Addiction and the Superstructure 

Addiction is a type of invisible slavery. Addiction is bondage without the chains. But, in this day and age, in this culture and society, it is understandable, from a rational and scientific perspective, why addiction of any kind exists. Perhaps, from the rational perspective (which may seem irrational at onset), it is the way for the normal human creature, a creature of habit, a creature which lives in the repetitive routine that is put upon him by the society of capital, to transcend it, to escape it; to do and be something different. The superstructure and its agents seek to disempower the individual in society. The individual, in relation to society, is made to feel powerless, as they are under constant pressure and scrutiny. Addiction is transformational. It brings relief or the power of sheer abandon. Indeed you are changed, if for a moment; there are no rules, no oppression, no struggling, no suffering and all that exists is the moment as you are in the moment. In the midst of it, all worries and concerns easily evaporate. The individual is searching intently for the way out, a new path to tread and that path is not found in the bare, stoic, uncaring walls of our office. Or in our cubicles, our desks, our paperwork, our tools and in the hands and feet that ache with pain from one day’s labor just to survive are those that want to experience more; those of us who that do not want the cycle of repetition that this system has to offer. It is a skewed rejection of the present reality. But what of the conditions that create the environment to encourage such behavior? The answer lies in an examination of the superstructure.
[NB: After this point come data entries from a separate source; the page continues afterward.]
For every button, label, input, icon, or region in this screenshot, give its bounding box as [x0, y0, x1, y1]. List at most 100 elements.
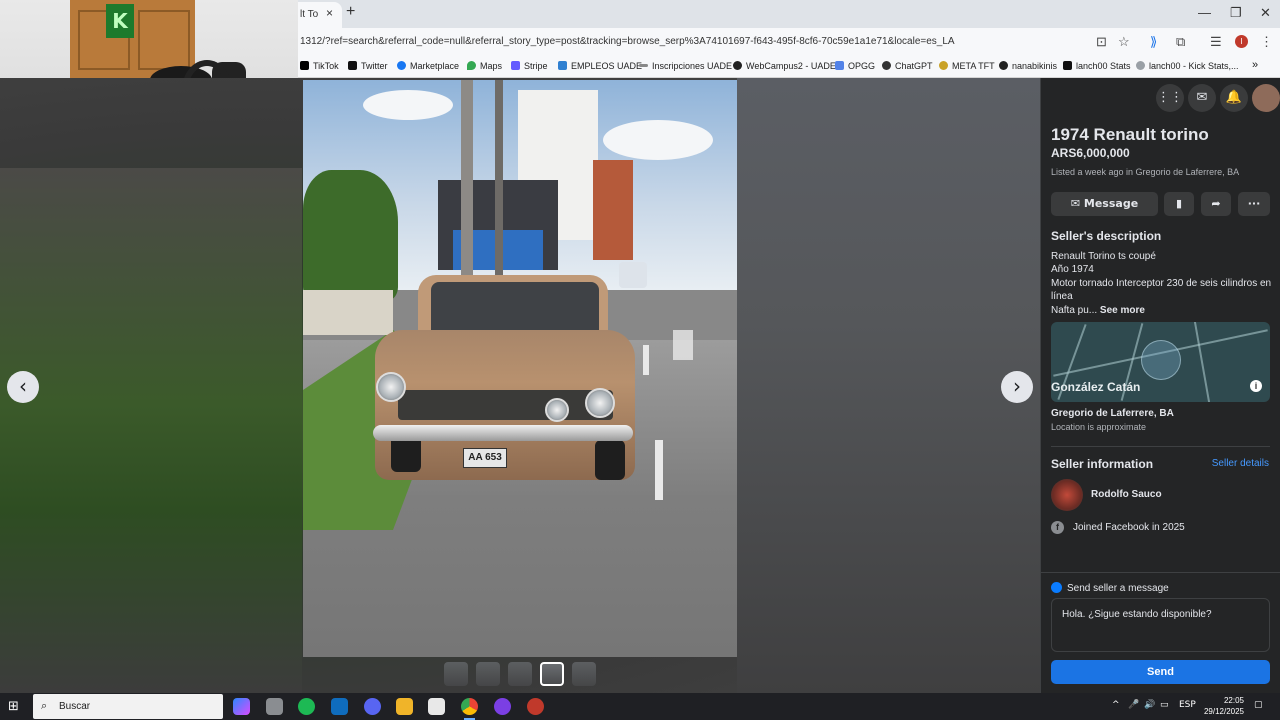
extensions-puzzle-icon[interactable]: ⧉: [1176, 34, 1185, 50]
listing-price: ARS6,000,000: [1051, 146, 1130, 160]
file-explorer-icon[interactable]: [396, 698, 413, 715]
network-icon[interactable]: ▭: [1160, 700, 1169, 710]
bookmark-label: TikTok: [313, 61, 339, 71]
extension-icon[interactable]: ⟫: [1150, 34, 1157, 50]
webcampus-icon: [733, 61, 742, 70]
volume-icon[interactable]: 🔊: [1144, 700, 1155, 710]
spotify-icon[interactable]: [298, 698, 315, 715]
location-map[interactable]: González Catán i: [1051, 322, 1270, 402]
address-bar-row: 1312/?ref=search&referral_code=null&refe…: [298, 28, 1280, 56]
bookmark-label: lanch00 Stats: [1076, 61, 1131, 71]
more-icon: ···: [1247, 197, 1261, 210]
taskbar-search[interactable]: ⌕ Buscar: [33, 694, 223, 719]
meta-tft-icon: [939, 61, 948, 70]
messenger-icon[interactable]: ✉: [1188, 84, 1216, 112]
photo-utility-pole: [495, 80, 503, 280]
menu-grid-icon[interactable]: ⋮⋮: [1156, 84, 1184, 112]
backdrop-blur-left: [0, 168, 302, 693]
bookmark-star-icon[interactable]: ☆: [1118, 34, 1130, 50]
taskbar-clock[interactable]: 22:05 29/12/2025: [1200, 695, 1244, 717]
send-button[interactable]: Send: [1051, 660, 1270, 684]
app-icon[interactable]: [527, 698, 544, 715]
bookmark-tiktok[interactable]: TikTok: [300, 61, 339, 71]
send-message-section: Send seller a message Hola. ¿Sigue estan…: [1041, 572, 1280, 693]
mail-icon[interactable]: [331, 698, 348, 715]
bookmark-label: Stripe: [524, 61, 548, 71]
photo-cloud: [363, 90, 453, 120]
bookmark-label: META TFT: [952, 61, 995, 71]
send-message-label: Send seller a message: [1051, 582, 1169, 594]
browser-menu-icon[interactable]: ⋮: [1260, 34, 1273, 50]
close-window-button[interactable]: ✕: [1260, 5, 1271, 21]
seller-avatar[interactable]: [1051, 479, 1083, 511]
windows-start-icon[interactable]: ⊞: [8, 699, 19, 714]
discord-icon[interactable]: [364, 698, 381, 715]
bookmark-opgg[interactable]: OPGG: [835, 61, 875, 71]
tab-title: lt To: [300, 9, 319, 20]
photo-thumbnail-active[interactable]: [540, 662, 564, 686]
location-name: Gregorio de Laferrere, BA: [1051, 408, 1174, 419]
bookmark-maps[interactable]: Maps: [467, 61, 502, 71]
previous-photo-button[interactable]: ‹: [7, 371, 39, 403]
bookmark-label: Twitter: [361, 61, 388, 71]
profile-avatar[interactable]: I: [1235, 35, 1248, 48]
seller-details-link[interactable]: Seller details: [1212, 458, 1269, 469]
url-input[interactable]: 1312/?ref=search&referral_code=null&refe…: [300, 36, 1080, 47]
message-button[interactable]: ✉ Message: [1051, 192, 1158, 216]
share-button[interactable]: ➦: [1201, 192, 1231, 216]
bookmark-lanch00-stats[interactable]: lanch00 Stats: [1063, 61, 1131, 71]
bookmark-meta-tft[interactable]: META TFT: [939, 61, 995, 71]
install-app-icon[interactable]: ⊡: [1096, 34, 1107, 50]
message-input[interactable]: Hola. ¿Sigue estando disponible?: [1051, 598, 1270, 652]
bookmark-stripe[interactable]: Stripe: [511, 61, 548, 71]
browser-tab[interactable]: lt To: [298, 2, 342, 28]
location-note: Location is approximate: [1051, 422, 1147, 432]
photo-thumbnail[interactable]: [508, 662, 532, 686]
restore-button[interactable]: ❐: [1230, 5, 1242, 21]
new-tab-button[interactable]: +: [346, 3, 355, 21]
bookmark-inscripciones-uade[interactable]: Inscripciones UADE: [639, 61, 732, 71]
location-radius: [1141, 340, 1181, 380]
seller-joined: Joined Facebook in 2025: [1073, 522, 1185, 533]
reading-list-icon[interactable]: ☰: [1210, 34, 1222, 50]
listing-details-panel: ⋮⋮ ✉ 🔔 1974 Renault torino ARS6,000,000 …: [1040, 78, 1280, 693]
account-avatar[interactable]: [1252, 84, 1280, 112]
notifications-bell-icon[interactable]: 🔔: [1220, 84, 1248, 112]
tiktok-icon: [300, 61, 309, 70]
photo-thumbnail[interactable]: [572, 662, 596, 686]
bookmark-kick-stats[interactable]: lanch00 - Kick Stats,...: [1136, 61, 1239, 71]
bookmark-marketplace[interactable]: Marketplace: [397, 61, 459, 71]
photo-lane-marking: [655, 440, 663, 500]
notifications-icon[interactable]: ▢: [1254, 700, 1263, 710]
files-icon[interactable]: [266, 698, 283, 715]
bookmark-label: lanch00 - Kick Stats,...: [1149, 61, 1239, 71]
tab-close-icon[interactable]: ×: [326, 6, 333, 20]
bookmark-empleos-uade[interactable]: EMPLEOS UADE: [558, 61, 642, 71]
minimize-button[interactable]: —: [1198, 5, 1211, 20]
car-bumper: [373, 425, 633, 441]
next-photo-button[interactable]: ›: [1001, 371, 1033, 403]
microphone-icon[interactable]: 🎤: [1128, 700, 1139, 710]
bookmark-twitter[interactable]: Twitter: [348, 61, 388, 71]
photo-thumbnail[interactable]: [476, 662, 500, 686]
chrome-icon[interactable]: [461, 698, 478, 720]
bookmark-label: ChatGPT: [895, 61, 933, 71]
seller-name[interactable]: Rodolfo Sauco: [1091, 489, 1162, 500]
tray-overflow-icon[interactable]: ^: [1112, 700, 1120, 710]
app-icon[interactable]: [494, 698, 511, 715]
listing-title: 1974 Renault torino: [1051, 125, 1209, 144]
map-info-icon[interactable]: i: [1250, 380, 1262, 392]
language-indicator[interactable]: ESP: [1179, 700, 1196, 710]
store-icon[interactable]: [428, 698, 445, 715]
bookmarks-overflow-icon[interactable]: »: [1252, 59, 1258, 71]
photo-wall: [303, 290, 393, 335]
see-more-link[interactable]: See more: [1100, 305, 1145, 316]
bookmark-nanabikinis[interactable]: nanabikinis: [999, 61, 1057, 71]
maps-pin-icon: [467, 61, 476, 70]
copilot-icon[interactable]: [233, 698, 250, 715]
bookmark-chatgpt[interactable]: ChatGPT: [882, 61, 933, 71]
save-button[interactable]: ▮: [1164, 192, 1194, 216]
more-options-button[interactable]: ···: [1238, 192, 1270, 216]
bookmark-webcampus[interactable]: WebCampus2 - UADE: [733, 61, 836, 71]
photo-thumbnail[interactable]: [444, 662, 468, 686]
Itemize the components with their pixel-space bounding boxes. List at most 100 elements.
As stated previously, when one analyzes the superstructure, society can be equated to a type of human black hole, where as you are born into it and no matter how hard you fight you just cannot break the barrier and escape. And just like the theoretical black hole, whatever force you exert to escape will just further entrap you. The black hole is the pursuit of the so called “American Dream.” This pursuit, for many, unfortunately ends in the reality of their job, the mortgage that is owed and cannot be paid, and the check at the end of the week that wards off homelessness for at least another two weeks. The misery that befalls the faces of people ready to start the work day is very telling of the dehumanization process that renders us into mere cogs in the wheel of economic circularity. And imagine resigning your life, for the next fifty plus years, if you are fortunate, to this economic imprisonment. Liberation is the natural tilt of the heart. When you are offered liberation from this culture of the superstructure, even if it’s not a real or factual liberation, you become desperate for the opportunity and reach out for dear life. Yes, addiction is physiological and psychological, but addiction is a skewed liberation, thus it is difficult to overcome because of what it represents – liberation. The pharmaceutical industry is booming, the illegal drug trade is booming, in addition to the legal drug trade (alcohol, nicotine). To the individual, using substances is in a sense a rejection and a transcendence of the material, consumerist society. But while the individual may believe this, the superstructure has its own agenda, which is to perpetuate the drugged up society. The superstructure allows the individual user to believe themselves free, especially in the throes of using, but they are not, it is a vicious delusion. Addiction is a cooperation and collaboration between the individual and the state, with the individual not conscious of the role their addiction plays in the superstructure. You see the superstructure not only encourages and fosters addiction it benefits from it as well, as a drugged up society is a compliant society and a prolonged life (thanks to modern medicine legal drugs) is a life to further exploit.